Это они, углядев на пирсе крепких ребят с обернутыми кожей дубинками, подняли тревогу и помчались выручать лунденца, не думая, что чужой товар не стоит их жизней. Потом, вспоминая ночь, разрезанную прожекторами и воем корабельной сирены, что врубил капитан, Алекс понимал, что и жизнью, и спасением проклятых контейнеров обязан простым работягам с раздолбанного, отслужившего свой век сухогруза. Тем, кто прикрыл его собой от наемников, пока Алекс с холодной ясной тоской думал, что если ему сейчас открутят голову и заберут груз, Мэтью придется платить неустойку, которая похоронит контору.
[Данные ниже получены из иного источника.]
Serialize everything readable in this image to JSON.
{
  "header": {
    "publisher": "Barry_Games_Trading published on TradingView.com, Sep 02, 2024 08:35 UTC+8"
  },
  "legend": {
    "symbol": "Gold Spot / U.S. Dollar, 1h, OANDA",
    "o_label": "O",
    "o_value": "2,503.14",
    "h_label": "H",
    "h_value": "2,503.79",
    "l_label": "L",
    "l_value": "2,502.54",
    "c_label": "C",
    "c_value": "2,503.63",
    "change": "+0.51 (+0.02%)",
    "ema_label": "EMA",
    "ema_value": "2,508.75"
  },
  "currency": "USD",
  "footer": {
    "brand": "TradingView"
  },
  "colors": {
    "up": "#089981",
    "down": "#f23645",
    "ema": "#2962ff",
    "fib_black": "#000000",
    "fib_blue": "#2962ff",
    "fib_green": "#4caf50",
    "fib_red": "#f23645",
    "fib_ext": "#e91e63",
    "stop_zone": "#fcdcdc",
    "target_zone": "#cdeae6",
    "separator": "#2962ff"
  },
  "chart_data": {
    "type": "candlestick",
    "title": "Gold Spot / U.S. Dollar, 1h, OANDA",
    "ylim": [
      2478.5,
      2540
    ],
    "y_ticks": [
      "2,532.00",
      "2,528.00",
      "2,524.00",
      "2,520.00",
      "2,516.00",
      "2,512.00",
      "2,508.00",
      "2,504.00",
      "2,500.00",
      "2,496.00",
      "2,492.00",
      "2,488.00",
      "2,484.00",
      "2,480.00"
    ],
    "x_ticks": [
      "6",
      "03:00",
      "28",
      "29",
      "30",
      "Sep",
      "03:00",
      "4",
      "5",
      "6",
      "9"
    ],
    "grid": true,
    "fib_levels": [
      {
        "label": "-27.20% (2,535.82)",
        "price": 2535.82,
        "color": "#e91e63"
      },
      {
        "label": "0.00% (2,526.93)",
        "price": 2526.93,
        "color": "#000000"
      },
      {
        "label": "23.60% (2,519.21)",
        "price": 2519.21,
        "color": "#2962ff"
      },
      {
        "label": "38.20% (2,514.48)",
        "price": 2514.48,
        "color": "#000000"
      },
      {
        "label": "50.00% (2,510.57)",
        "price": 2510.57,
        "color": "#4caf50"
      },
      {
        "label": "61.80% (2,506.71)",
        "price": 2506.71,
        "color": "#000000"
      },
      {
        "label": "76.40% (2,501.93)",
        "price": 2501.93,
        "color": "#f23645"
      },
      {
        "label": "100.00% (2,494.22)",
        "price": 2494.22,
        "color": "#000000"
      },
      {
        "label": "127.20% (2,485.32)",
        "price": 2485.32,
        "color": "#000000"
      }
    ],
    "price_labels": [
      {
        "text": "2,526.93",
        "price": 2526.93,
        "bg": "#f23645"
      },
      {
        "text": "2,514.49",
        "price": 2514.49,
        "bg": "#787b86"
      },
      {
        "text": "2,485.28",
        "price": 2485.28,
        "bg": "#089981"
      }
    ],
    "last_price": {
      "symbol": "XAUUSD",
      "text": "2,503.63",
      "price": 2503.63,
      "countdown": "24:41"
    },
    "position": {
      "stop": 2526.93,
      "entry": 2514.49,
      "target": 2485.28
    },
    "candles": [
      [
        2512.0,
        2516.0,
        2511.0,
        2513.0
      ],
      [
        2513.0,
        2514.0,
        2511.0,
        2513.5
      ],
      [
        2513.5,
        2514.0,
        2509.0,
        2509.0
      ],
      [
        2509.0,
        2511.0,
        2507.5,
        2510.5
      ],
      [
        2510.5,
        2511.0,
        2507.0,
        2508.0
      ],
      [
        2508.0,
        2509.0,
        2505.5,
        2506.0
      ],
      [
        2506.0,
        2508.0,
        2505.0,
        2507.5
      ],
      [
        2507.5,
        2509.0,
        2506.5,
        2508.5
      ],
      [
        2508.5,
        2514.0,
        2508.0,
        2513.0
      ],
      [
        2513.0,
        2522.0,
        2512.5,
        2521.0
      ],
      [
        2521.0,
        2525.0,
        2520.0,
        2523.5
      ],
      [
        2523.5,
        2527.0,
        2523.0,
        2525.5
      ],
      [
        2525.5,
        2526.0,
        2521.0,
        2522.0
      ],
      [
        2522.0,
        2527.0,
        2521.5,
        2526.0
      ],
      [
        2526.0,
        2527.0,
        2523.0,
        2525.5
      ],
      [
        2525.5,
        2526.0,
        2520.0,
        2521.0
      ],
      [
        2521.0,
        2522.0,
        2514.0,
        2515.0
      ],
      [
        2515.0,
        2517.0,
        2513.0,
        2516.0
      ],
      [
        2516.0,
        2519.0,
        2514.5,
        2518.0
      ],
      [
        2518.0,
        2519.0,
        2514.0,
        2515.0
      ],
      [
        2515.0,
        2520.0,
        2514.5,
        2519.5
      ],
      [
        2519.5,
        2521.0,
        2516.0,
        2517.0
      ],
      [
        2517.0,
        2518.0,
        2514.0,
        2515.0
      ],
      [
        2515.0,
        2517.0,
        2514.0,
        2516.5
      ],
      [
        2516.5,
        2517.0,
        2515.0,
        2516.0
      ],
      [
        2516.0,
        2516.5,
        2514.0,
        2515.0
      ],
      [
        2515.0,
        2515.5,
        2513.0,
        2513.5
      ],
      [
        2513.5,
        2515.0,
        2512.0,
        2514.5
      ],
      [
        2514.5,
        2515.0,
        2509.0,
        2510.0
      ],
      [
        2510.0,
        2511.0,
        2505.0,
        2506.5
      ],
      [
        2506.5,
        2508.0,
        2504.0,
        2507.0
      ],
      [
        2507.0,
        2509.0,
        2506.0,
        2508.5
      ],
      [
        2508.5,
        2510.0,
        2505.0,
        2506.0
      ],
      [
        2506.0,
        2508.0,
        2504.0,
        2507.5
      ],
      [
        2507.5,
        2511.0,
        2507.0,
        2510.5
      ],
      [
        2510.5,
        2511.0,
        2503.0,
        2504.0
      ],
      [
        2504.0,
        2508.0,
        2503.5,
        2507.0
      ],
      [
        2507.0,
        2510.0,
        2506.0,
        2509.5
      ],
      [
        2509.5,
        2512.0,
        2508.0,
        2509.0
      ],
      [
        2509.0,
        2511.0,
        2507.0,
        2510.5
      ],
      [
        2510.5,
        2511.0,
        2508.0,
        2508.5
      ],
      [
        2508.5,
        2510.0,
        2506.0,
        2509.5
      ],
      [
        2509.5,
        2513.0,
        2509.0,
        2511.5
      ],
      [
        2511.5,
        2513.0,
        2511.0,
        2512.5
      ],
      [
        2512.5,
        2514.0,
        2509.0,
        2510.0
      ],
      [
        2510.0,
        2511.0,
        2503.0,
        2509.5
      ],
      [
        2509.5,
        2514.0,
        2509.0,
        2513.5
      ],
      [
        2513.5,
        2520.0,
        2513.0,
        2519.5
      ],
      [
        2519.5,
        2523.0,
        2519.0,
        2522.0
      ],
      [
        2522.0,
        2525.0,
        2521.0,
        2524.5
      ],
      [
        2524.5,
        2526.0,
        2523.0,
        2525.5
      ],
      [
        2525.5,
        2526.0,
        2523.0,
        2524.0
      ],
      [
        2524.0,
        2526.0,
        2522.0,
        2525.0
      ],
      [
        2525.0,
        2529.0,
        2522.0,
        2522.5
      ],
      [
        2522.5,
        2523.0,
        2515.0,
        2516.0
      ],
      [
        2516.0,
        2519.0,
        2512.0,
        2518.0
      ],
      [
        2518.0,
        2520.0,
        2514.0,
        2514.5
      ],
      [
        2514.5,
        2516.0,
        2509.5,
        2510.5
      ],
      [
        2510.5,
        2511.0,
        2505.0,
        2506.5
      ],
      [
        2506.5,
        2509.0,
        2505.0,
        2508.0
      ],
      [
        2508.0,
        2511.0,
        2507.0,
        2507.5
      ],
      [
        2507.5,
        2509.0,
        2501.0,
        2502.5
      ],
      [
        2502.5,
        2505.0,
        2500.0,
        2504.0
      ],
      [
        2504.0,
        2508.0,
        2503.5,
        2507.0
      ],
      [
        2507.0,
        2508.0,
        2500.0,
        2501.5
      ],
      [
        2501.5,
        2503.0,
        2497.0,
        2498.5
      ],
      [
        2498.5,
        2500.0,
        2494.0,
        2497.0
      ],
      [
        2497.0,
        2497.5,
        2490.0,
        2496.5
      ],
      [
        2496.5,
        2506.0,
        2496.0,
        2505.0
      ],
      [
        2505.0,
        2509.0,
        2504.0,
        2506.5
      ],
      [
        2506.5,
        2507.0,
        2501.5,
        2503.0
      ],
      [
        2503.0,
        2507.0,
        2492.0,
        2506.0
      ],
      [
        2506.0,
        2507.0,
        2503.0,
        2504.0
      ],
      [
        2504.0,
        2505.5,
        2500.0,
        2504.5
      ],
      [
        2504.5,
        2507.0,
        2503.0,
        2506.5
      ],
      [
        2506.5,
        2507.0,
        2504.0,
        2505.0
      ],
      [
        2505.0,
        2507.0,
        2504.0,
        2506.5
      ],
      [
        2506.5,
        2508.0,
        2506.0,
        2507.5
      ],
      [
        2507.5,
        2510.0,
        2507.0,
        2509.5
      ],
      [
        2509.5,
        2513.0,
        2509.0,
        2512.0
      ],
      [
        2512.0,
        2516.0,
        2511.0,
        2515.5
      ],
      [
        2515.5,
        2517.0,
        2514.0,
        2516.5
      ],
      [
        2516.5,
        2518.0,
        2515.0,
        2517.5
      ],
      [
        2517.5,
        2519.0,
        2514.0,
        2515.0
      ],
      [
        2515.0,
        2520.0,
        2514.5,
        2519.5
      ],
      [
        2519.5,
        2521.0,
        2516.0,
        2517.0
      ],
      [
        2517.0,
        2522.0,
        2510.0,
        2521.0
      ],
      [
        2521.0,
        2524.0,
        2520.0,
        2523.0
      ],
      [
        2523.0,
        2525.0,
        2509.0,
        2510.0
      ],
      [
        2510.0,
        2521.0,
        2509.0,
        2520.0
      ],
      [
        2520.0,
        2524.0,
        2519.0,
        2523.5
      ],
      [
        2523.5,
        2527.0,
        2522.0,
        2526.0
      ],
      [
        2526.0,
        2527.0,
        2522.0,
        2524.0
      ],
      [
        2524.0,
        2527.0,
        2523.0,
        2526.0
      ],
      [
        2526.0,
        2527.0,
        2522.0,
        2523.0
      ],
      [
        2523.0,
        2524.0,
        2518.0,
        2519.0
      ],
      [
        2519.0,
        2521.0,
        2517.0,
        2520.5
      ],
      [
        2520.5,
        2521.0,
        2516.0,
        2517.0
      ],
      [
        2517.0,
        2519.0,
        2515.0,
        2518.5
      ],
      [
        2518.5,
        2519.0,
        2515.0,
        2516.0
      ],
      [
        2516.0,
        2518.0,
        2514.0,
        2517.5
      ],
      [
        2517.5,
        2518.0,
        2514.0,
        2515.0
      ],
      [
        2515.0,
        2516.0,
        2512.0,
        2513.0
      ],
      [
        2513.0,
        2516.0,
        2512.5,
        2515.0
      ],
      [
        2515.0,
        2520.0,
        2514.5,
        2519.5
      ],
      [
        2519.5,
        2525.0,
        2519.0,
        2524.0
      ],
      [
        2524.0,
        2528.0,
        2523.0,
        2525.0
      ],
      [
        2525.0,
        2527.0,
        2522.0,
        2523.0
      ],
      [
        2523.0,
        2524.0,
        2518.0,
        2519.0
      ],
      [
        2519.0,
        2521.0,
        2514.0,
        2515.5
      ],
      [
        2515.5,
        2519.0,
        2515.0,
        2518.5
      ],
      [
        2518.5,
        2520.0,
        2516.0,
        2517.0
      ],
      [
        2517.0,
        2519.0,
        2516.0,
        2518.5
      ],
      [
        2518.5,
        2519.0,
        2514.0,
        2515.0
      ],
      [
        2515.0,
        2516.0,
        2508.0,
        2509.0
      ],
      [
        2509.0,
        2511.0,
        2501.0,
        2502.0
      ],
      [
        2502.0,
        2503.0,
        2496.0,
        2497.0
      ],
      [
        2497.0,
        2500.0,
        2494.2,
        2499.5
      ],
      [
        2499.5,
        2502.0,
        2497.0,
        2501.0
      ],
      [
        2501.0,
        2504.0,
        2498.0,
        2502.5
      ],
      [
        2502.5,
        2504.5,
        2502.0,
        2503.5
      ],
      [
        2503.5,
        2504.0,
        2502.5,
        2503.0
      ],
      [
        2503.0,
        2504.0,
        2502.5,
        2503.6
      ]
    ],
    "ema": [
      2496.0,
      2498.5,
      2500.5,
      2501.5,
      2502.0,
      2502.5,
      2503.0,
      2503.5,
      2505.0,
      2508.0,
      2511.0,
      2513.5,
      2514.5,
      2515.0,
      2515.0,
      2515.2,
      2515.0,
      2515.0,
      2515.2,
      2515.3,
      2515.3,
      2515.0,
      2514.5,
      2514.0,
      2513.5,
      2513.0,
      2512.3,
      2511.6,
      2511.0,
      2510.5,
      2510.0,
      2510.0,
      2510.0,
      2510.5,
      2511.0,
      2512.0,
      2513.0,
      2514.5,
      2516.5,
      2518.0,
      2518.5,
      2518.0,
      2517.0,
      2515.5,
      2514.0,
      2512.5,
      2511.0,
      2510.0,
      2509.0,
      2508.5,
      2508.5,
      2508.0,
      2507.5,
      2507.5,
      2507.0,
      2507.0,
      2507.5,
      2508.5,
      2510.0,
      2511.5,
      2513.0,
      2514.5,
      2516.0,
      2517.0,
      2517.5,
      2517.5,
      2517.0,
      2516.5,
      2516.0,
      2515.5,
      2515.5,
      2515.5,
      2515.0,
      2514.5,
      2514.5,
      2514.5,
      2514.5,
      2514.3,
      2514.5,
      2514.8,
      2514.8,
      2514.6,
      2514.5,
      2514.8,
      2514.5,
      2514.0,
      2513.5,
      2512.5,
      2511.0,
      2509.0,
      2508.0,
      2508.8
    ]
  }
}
А утром приехал Мэтью с бумагами и охраной, и Алекс, до рассвета хлеставший со своими спасителями бренди под все ту же разогретую на спиртовке солонину, встретил его на пирсе. Корриган только хмыкнул, напоказ втянув ноздрями воздух, протянул: «Ну, Корсар…», увесисто хлопнул его по плечу могучей лапищей и отправил отсыпаться. Груз ушел по назначению, и Алекс, уезжая, оставил на сухогрузе сверх оговоренной платы все наличные деньги, что смог выгрести у себя и Мэтью. Потом в Лундене серьезные люди выразили неудовольствие такой прытью двух оборванцев из Западного района, но это уже было делом Мэтью — разбираться с подобным, Алекс же снова искал очередные контракты. И все шло как надо, и через год-два «Виадук» уже был именем, хорошим, крепким именем в перевозках.
Вот тогда Алекс и сказал, что уходит. Что хочет заниматься тем, к чему лежит душа, а не тем, что только кормит. Мэтью понял, он давно ждал этого, видя, как партнер каждую свободную минуту сидит с книгами, ездит в Университет и выматывается до черных кругов под глазами, пытаясь совмещать частные уроки и работу. Понял — и не обиделся. Они полюбовно разошлись, Мэтью честно и в срок выплатил его долю, пусть и постепенно. И никогда не узнал, что была еще одна причина, по которой Алекс решил держаться от лучшего друга подальше.
Причину звали Маргарет. Ясноглазая, тоненькая, смуглая валлийка улыбалась так, что для Алекса вечно пасмурный Лунден сиял, как знойный Эль-Магриб. Только вот улыбалась она не ему. На свадьбе Маргарет и Мэтью Алекс был почетным гостем — разумеется. И восприемником их единственного сына. У него на глазах Мэтью с Маргарет прожили пять завидных лет. Алекс приходил к ним отмечать праздники, баловал маленького Виктора, сорванца и всеобщего любимца. Видел счастье в глазах Маргарет, отчаянно похорошевшей после родов, и сам был счастлив горько-сладким счастьем отречения. Совесть Александра Монтроза была чиста: он бы лучше умер, чем бросил тень разлада между двух самых дорогих ему людей.
А через пять лет, когда Алекс уже крепко стоял на ногах и привычно отшучивался на вопросы, когда осчастливит какую-нибудь девушку предложением, Мэтью Корриган похоронил жену. Внезапная и быстротекущая болезнь крови. Лучшие целители, человеческие и эльфийские, только глаза отводили — что-то там было безнадежное в диагнозе… И солнечно-лучистая небесноокая Маргарет сгорела за пару месяцев: превратилась в тень, а потом тихо ушла, в одном из последних разговоров попросив Алекса присмотреть за ее непутевыми мужчинами. Алекс, старательно и умело улыбаясь, обещал присмотреть, пока она не вернется из больницы, ведь обследование — это сущие пустяки… И она, всегда и все понимающая, тоже улыбнулась с теплой и нежной благодарностью.